A mixture of (PO ₄ ) ₂ ] with water or water to which an acid and / or a salt has been added, coated on a metal surface or a ceramic surface, and coated with an apatite coating cured by a hydration reaction. Thus, it is an object of the present invention to provide a manufacturing method which does not require an expensive device as in the conventional manufacturing method and can extremely easily obtain an apatite coating. Further, the present invention provides a method capable of producing an apatite coating having high adhesion strength and excellent tensile adhesion strength on a metal plate surface. Various remarkable technical effects as described above were obtained.
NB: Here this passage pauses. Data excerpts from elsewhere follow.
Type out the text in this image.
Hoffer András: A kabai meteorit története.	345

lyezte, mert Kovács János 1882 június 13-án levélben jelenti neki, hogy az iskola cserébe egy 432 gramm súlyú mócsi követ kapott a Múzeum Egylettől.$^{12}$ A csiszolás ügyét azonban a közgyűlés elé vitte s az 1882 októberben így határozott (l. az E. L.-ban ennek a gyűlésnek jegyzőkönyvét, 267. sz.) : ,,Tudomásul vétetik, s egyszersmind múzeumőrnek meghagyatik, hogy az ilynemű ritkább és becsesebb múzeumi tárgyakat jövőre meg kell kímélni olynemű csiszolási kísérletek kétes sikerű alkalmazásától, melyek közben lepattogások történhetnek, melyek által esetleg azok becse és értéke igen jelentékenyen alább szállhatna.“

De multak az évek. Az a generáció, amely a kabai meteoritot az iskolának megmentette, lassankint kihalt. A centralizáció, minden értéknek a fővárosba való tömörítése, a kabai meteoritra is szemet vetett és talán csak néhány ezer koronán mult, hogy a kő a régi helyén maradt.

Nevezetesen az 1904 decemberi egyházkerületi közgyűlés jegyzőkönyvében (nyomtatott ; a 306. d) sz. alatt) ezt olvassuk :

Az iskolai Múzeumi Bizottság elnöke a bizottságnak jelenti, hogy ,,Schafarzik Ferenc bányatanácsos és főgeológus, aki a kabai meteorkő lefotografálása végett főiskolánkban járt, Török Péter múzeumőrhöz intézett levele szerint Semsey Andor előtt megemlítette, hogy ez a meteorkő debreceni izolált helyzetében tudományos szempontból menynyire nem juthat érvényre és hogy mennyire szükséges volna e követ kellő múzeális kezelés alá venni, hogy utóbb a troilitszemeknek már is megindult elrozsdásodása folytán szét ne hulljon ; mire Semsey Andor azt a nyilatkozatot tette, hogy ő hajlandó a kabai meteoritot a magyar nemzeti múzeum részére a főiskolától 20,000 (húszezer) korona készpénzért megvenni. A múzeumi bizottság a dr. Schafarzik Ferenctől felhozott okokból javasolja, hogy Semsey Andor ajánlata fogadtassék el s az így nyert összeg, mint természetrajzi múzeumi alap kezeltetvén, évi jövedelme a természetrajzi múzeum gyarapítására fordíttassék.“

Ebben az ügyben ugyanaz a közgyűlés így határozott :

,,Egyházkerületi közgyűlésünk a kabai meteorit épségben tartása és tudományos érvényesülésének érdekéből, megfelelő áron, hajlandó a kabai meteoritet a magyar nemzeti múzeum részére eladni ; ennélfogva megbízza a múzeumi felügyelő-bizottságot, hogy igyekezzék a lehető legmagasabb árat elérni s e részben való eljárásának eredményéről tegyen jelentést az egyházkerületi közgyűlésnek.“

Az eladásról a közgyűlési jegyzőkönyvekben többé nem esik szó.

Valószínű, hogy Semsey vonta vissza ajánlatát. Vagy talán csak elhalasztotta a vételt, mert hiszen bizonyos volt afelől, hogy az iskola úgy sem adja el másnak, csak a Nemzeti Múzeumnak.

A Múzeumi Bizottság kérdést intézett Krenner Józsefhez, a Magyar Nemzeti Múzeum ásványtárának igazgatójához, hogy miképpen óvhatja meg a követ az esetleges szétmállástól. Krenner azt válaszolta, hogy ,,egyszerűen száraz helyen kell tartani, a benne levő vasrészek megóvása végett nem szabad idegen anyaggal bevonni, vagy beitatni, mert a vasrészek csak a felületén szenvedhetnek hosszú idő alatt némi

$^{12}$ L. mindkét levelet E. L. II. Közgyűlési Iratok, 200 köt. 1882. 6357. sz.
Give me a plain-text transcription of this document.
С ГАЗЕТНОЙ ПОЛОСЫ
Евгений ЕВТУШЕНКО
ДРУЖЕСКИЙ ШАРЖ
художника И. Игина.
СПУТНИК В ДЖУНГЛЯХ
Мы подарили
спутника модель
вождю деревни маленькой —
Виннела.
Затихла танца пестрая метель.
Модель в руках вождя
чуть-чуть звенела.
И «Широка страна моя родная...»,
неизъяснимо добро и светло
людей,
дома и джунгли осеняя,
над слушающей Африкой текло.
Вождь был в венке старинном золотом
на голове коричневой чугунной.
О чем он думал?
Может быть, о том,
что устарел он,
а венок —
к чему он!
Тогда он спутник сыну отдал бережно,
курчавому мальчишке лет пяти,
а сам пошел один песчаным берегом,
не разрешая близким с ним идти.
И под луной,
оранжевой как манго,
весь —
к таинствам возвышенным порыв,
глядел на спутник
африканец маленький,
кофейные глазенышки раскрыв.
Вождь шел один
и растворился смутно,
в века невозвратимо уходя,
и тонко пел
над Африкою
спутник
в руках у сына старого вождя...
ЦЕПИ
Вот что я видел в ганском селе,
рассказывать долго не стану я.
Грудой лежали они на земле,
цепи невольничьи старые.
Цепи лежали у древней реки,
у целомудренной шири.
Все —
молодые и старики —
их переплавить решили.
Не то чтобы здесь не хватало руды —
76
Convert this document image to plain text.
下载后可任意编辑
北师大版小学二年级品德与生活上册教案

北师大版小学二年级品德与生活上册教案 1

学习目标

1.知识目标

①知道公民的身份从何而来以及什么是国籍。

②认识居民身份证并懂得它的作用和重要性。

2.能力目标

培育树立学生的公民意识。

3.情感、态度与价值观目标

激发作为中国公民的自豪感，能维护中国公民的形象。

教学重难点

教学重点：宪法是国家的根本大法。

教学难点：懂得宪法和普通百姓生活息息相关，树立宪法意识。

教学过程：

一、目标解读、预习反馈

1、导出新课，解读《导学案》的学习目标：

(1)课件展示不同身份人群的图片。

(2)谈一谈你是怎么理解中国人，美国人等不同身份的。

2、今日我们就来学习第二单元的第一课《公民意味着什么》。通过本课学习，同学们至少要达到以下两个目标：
 ─────────────────────────────────────────────────── ─── Continuation of the front page (72) Inventor Tsutomu Shishikura 208-3 Genmachi, Chiba-shi, Chiba (56) References JP-A-62-91479 (JP, A) JP-A-62-221359 (JP, A) ) JP-A-63-24952 (JP, A)

Claims (5)

(57) [Claims] 1. Tricalcium phosphate [α-Ca ₃ ] obtained by hydrothermally decomposing hydroxyapatite having a molar ratio of calcium to phosphorus of 1.66 to 1.68 at a high temperature of 1350 ° C. or higher and pulverizing.
A mixture of (PO ₄ ) ₂ ] and tetracalcium phosphate [Ca ₄ O (PO ₄ ) ₂ ] is kneaded with water or water in which at least one type of acid and salt is added to obtain a kneaded product. A method for producing a hydroxyapatite-coated body, which comprises coating the surface of a metal or a ceramic with a hydration reaction to obtain a hydroxyapatite-coated body. 2. The method for producing a hydroxyapatite-coated body according to claim 1, further comprising hydrothermally treating the hydroxyapatite-coated body in a high-pressure steam reaction tank. 3. The hydroxyapatite coated body, 50
The method for producing a hydroxyapatite-coated body according to claim 1, characterized in that the heat treatment is performed in a temperature range of 1300C. 4. The obtained hydroxyapatite-coated body is porous hydroxyapatite, and the molar ratio of calcium to phosphorus of the hydroxyapatite-coated body is
1.66 to 1.68 Claims, characterized in that
The method for producing a hydroxyapatite-coated body according to the item. 5. The method for producing a hydroxyapatite-coated body according to claim 1, wherein the obtained hydroxyapatite-coated body has a porosity of 30 to 80%.